If you need assistance with answering these questions, then check my workshop. It is recorded and available online and it is more relevant than ever.
WORKSHOP: WebRTC Innovation and Differentiation in a Post Pandemic World
Thank you for the post! Quite exciting it looks this future!
You really should at nVidia’s RTX Voice to your list. It’s every bit as good as those you mention, maybe better. It requires an nVidia RTX GPU. However, there’s a very simple want to lift the hardware constraint to it can work on older GTX cards, too.
Finally, I would be remiss if I did not say that all these things are not equivalent of choosing and using the right hardware. A headset with a boom-mounted, noise cancelling microphone avoids the noise that all these highly technical things attempt to remove after-the-fact.
Not only nVidia… I was told I also missed Microsoft, and I also forgot about Amazon in this domain.
A better headset is better than any algorithm, which is why it is becoming so hard to purchase good headsets now (they are almost all always out of stock since the pandemic started). The thing is you don’t always have access to a good headset.
Hi, nice post!
So, what about noiseSuppression in navigator.mediaDevices.getUserMedia ? Is it improving? Seems it is not working
First it needs to be implemented by the browser.
Then it needs to be implemented by your microphone/speaker – the intent at least is for this parameter to be passed along with the hardware peripherals and if they support it then enable it on their end.
You should have probably mentioned Microsoft Deep Noise Suppression Challenge https://dns-challenge.azurewebsites.net/Interspeech2020, which was won by Amazon.
They have another one going on right now.

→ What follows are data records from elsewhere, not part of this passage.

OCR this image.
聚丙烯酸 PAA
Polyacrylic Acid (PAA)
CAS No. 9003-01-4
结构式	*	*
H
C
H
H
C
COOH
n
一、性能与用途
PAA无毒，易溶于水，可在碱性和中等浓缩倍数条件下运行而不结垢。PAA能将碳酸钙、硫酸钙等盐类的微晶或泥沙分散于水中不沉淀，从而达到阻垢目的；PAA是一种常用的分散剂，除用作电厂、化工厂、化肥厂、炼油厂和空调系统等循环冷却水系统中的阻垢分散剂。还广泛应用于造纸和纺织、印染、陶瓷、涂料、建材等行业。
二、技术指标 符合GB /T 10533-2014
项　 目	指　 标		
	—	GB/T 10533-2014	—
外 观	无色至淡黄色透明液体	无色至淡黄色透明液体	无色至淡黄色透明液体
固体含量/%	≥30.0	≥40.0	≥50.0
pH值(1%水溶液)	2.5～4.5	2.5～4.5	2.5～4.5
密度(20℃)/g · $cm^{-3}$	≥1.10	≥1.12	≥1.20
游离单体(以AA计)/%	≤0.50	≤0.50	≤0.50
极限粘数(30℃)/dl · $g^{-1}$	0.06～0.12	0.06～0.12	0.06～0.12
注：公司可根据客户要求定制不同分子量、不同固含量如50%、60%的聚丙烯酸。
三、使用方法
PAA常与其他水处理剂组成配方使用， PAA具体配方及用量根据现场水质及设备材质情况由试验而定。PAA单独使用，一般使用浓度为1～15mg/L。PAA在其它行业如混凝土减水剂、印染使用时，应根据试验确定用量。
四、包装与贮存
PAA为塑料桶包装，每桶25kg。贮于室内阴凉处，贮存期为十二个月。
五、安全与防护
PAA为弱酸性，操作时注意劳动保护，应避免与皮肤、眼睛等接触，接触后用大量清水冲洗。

what is javascript code for noise suppression, so that only voice should come in webcam
What a great piece Tsahi, only just read it (a bit late to the party). I think with the fragmentation/modularisation we’re expected to see in WebRTC over the next year, it’s really becoming more and more practical to do this stuff in the browser, but I think some features will always be better in the cloud, and some features will always be better in the browser, for the reasons you said. I think from an engineering point of view we can do a lot of these features today, I think there’s customers/markets that desire them, the biggest question mark is can you make a business model that works. I think the fragmentation of WebRTC if it happens will help a lot to help with plug and play modules on the browser side, but on the cloud side it’s so deep in the technology stack cracking the business model is half the fun. It does look like Krisp will likely be acquired, I’m almost heart broken if that happens since I was hoping they could expand and offer the capability to more and more people, prove it can be done, but likely Discord wouldn’t want that. Maybe one way to make it more viable as a standalone entity is to offer multiple independent capabilities as a technology provider. Not just noise suppression, but many more, maybe then the numbers will look big enough to justify building a longer standing entity servicing this market. As you’ve pointed out there’s a lot of excited ML powered signal processing opportunities up for grabs.
Yes. My fear is also that the viability of vendors in this space is limited.